GULF COAST PASTOR: Adoniram Judson's Gospel Tract, Still Used Today

Truth never goes out of style.

I also liked Dr. Eitel's comments on evangelism by pointing out differences rather than trying to mke Christianity almost look the same as pagan religions:



> FORT WORTH, Texas (BP) -- In 1816, Adoniram Judson, a legendary Baptist missionary to Burmese Buddhists, completed a tract that still brings Christ's light to a dark world and challenges 21st century missionaries to rethink their methods.
> 
> This summer, Judson's tract once again made it into the hands of Buddhists when professors and students from Southwestern Baptist Theological Seminary proclaimed the Gospel in Chiang Mai, Thailand.
> 
> ...









> The tract also displays an evangelistic method that flies in the face of many 21st century theories about how to communicate the Gospel across cultures.
> 
> "In order to soften the apparent idea of Christ's exclusivity, some missiologists have borrowed cultural anthropology's techniques and employ a comparative model to communicate the biblical message cross-culturally," Eitel said. "The intent is to build from points of apparent similarity to apparent points of contrast in order to communicate the Gospel."
> 
> ...


----------



## Mushroom (Sep 25, 2013)

So, is there a source where we can read the entirety of the tract?


----------



## Pergamum (Sep 25, 2013)

I am still looking. If you find it before I do, can you link it or post it here?


----------



## reaganmarsh (Sep 25, 2013)

I second the request for a link, if possible! Thanks for bringing this our attention.


----------



## Mushroom (Sep 25, 2013)

Maybe here?


----------



## adamjthompson (Sep 30, 2013)

Great tract, until the end of part 1:



> "About one or two hundred years hence the religion of Boodh, or Brahma, of Mahomet, and of Rome, together with all other false religions, will disappear and be lost, and the religion of Christ will pervade the whole world; all quarrels and wars will cease, and all the tribes of man will be like a band of mutually loving brothers."

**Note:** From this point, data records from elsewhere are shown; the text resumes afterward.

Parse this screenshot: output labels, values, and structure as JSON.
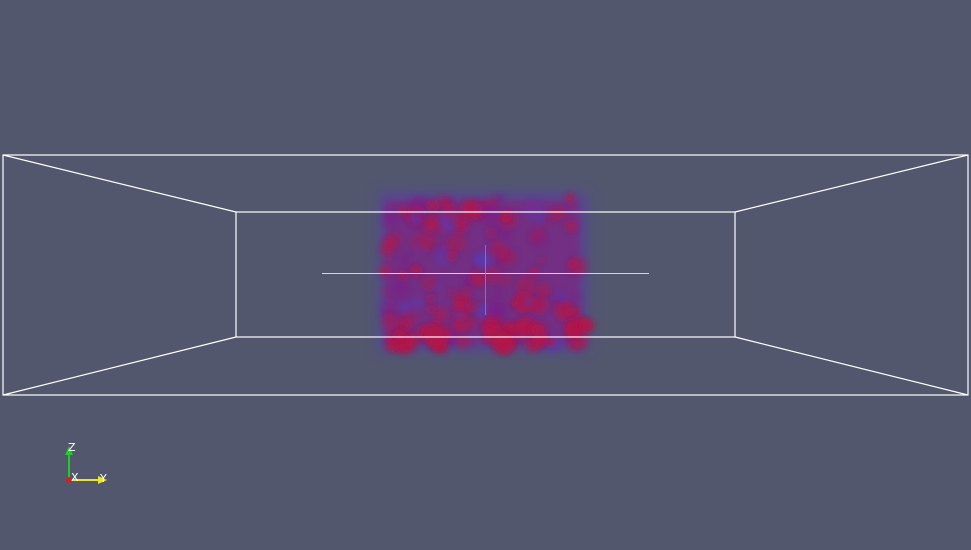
{
  "viewport": {
    "background_color": "#52576e",
    "wireframe_color": "#ffffff",
    "crosshair_color": "#e8e84a",
    "volume_colors": [
      "#b3124a",
      "#7a1f8a",
      "#5a3ab0"
    ]
  },
  "orientation_axes": {
    "z_label": "Z",
    "x_label": "X",
    "y_label": "Y",
    "z_color": "#22cc22",
    "y_color": "#e8e822",
    "x_color": "#cc2222"
  }
}
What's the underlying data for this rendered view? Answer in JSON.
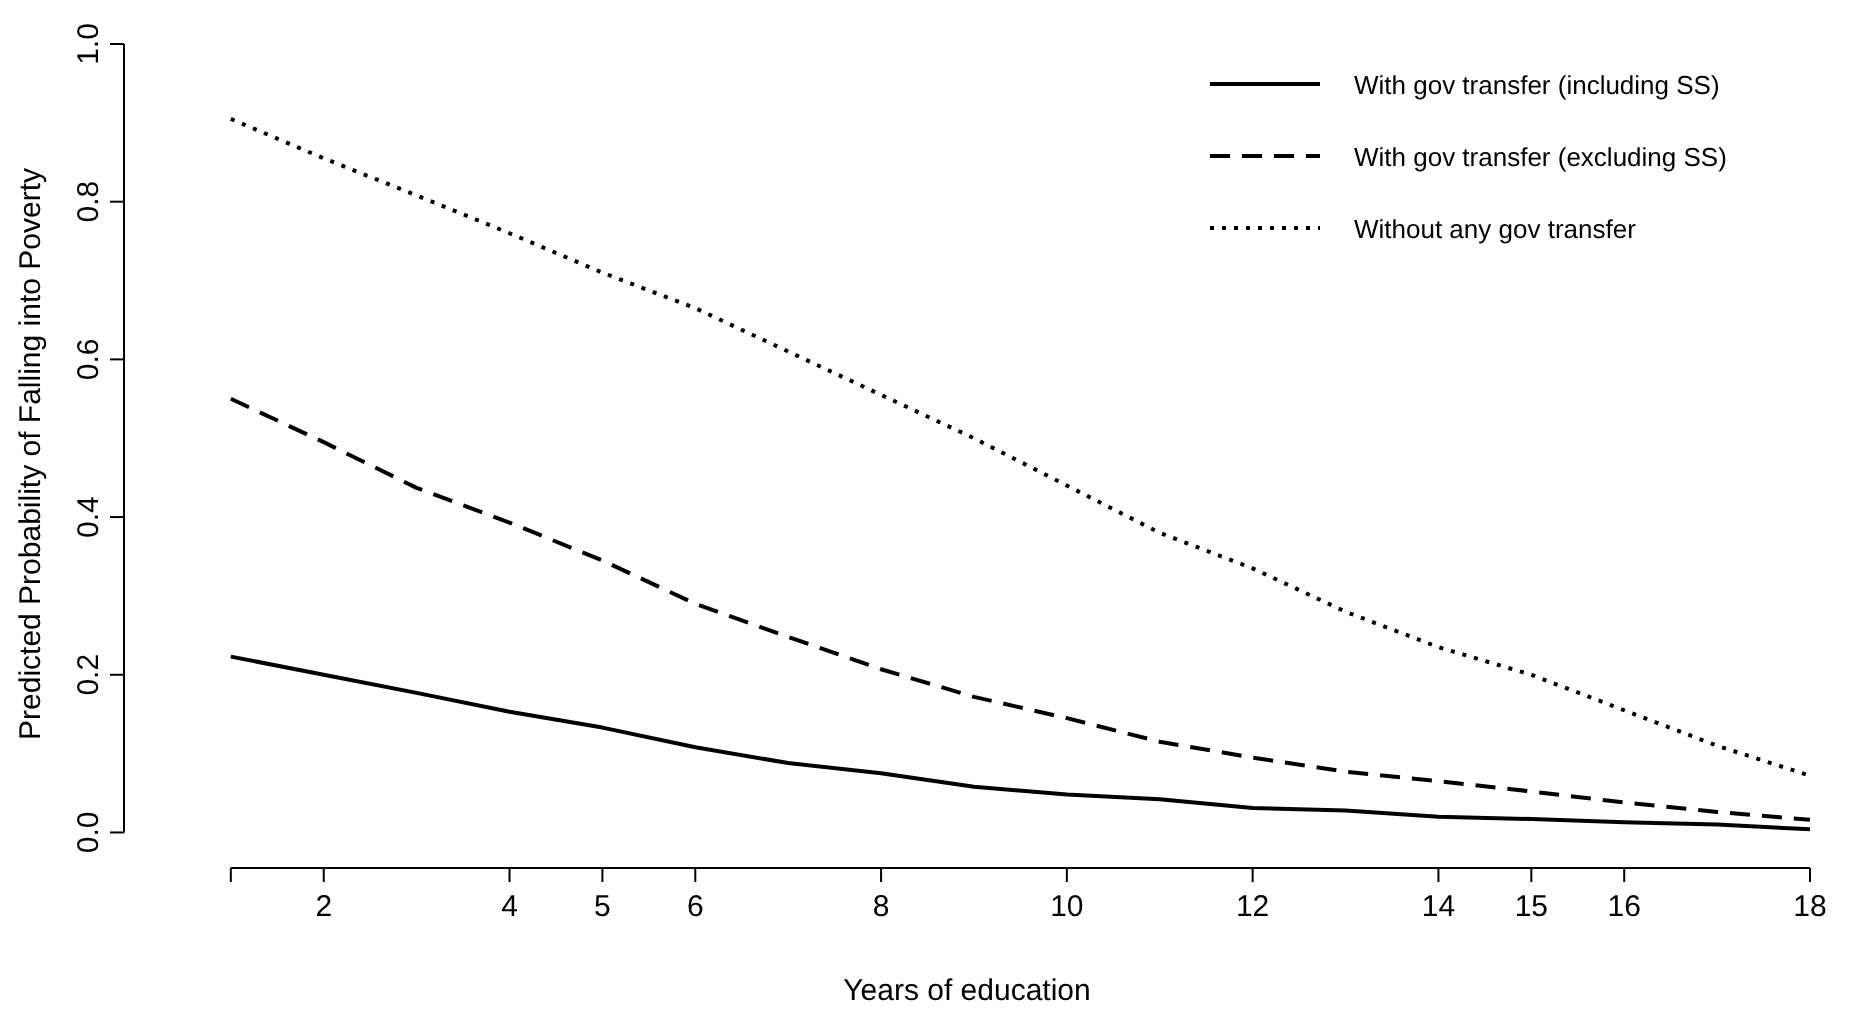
{
  "chart_data": {
    "type": "line",
    "xlabel": "Years of education",
    "ylabel": "Predicted Probability of Falling into Poverty",
    "x": [
      1,
      2,
      3,
      4,
      5,
      6,
      7,
      8,
      9,
      10,
      11,
      12,
      13,
      14,
      15,
      16,
      17,
      18
    ],
    "xlim": [
      -0.15,
      18
    ],
    "xticks": [
      {
        "value": 1,
        "label": null
      },
      2,
      4,
      5,
      6,
      8,
      10,
      12,
      14,
      15,
      16,
      18
    ],
    "ylim": [
      -0.04,
      1
    ],
    "yticks": [
      {
        "value": 0,
        "label": "0.0"
      },
      0.2,
      0.4,
      0.6,
      0.8,
      {
        "value": 1,
        "label": "1.0"
      }
    ],
    "grid": false,
    "legend": "top right",
    "series": [
      {
        "name": "With gov transfer (including SS)",
        "color": "#000000",
        "line_style": "solid",
        "values": [
          0.223,
          0.2,
          0.177,
          0.153,
          0.133,
          0.108,
          0.088,
          0.075,
          0.058,
          0.048,
          0.042,
          0.031,
          0.028,
          0.02,
          0.017,
          0.013,
          0.01,
          0.004
        ]
      },
      {
        "name": "With gov transfer (excluding SS)",
        "color": "#000000",
        "line_style": "dashed",
        "values": [
          0.55,
          0.495,
          0.437,
          0.393,
          0.345,
          0.29,
          0.248,
          0.207,
          0.172,
          0.145,
          0.115,
          0.095,
          0.077,
          0.065,
          0.052,
          0.038,
          0.026,
          0.016
        ]
      },
      {
        "name": "Without any gov transfer",
        "color": "#000000",
        "line_style": "dotted",
        "values": [
          0.905,
          0.855,
          0.808,
          0.76,
          0.71,
          0.665,
          0.61,
          0.555,
          0.5,
          0.44,
          0.38,
          0.335,
          0.28,
          0.235,
          0.2,
          0.155,
          0.11,
          0.072
        ]
      }
    ]
  }
}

What might cause him to make such a bold statement with no Biblical or practical foundation?


----------



## Pergamum (Sep 30, 2013)

Postmillenial optimism.

Don't you believe that the religion of Christ will one day pervade the whole world?


----------



## adamjthompson (Oct 1, 2013)

Pergamum said:


> Postmillenial optimism.
> 
> Don't you believe that the religion of Christ will one day pervade the whole world?



But to claim all other religions will cease and be lost (presumably before Christ's return), and to put a timeline on when it will happen?


----------



## Pergamum (Oct 1, 2013)

Yes...a tad bit over-optimistic.


----------



## Andres (Oct 1, 2013)

Pergamum said:


> Don't you believe that the religion of Christ will one day pervade the whole world?



I'm amill and I believe this too! (just after Christ's return)


----------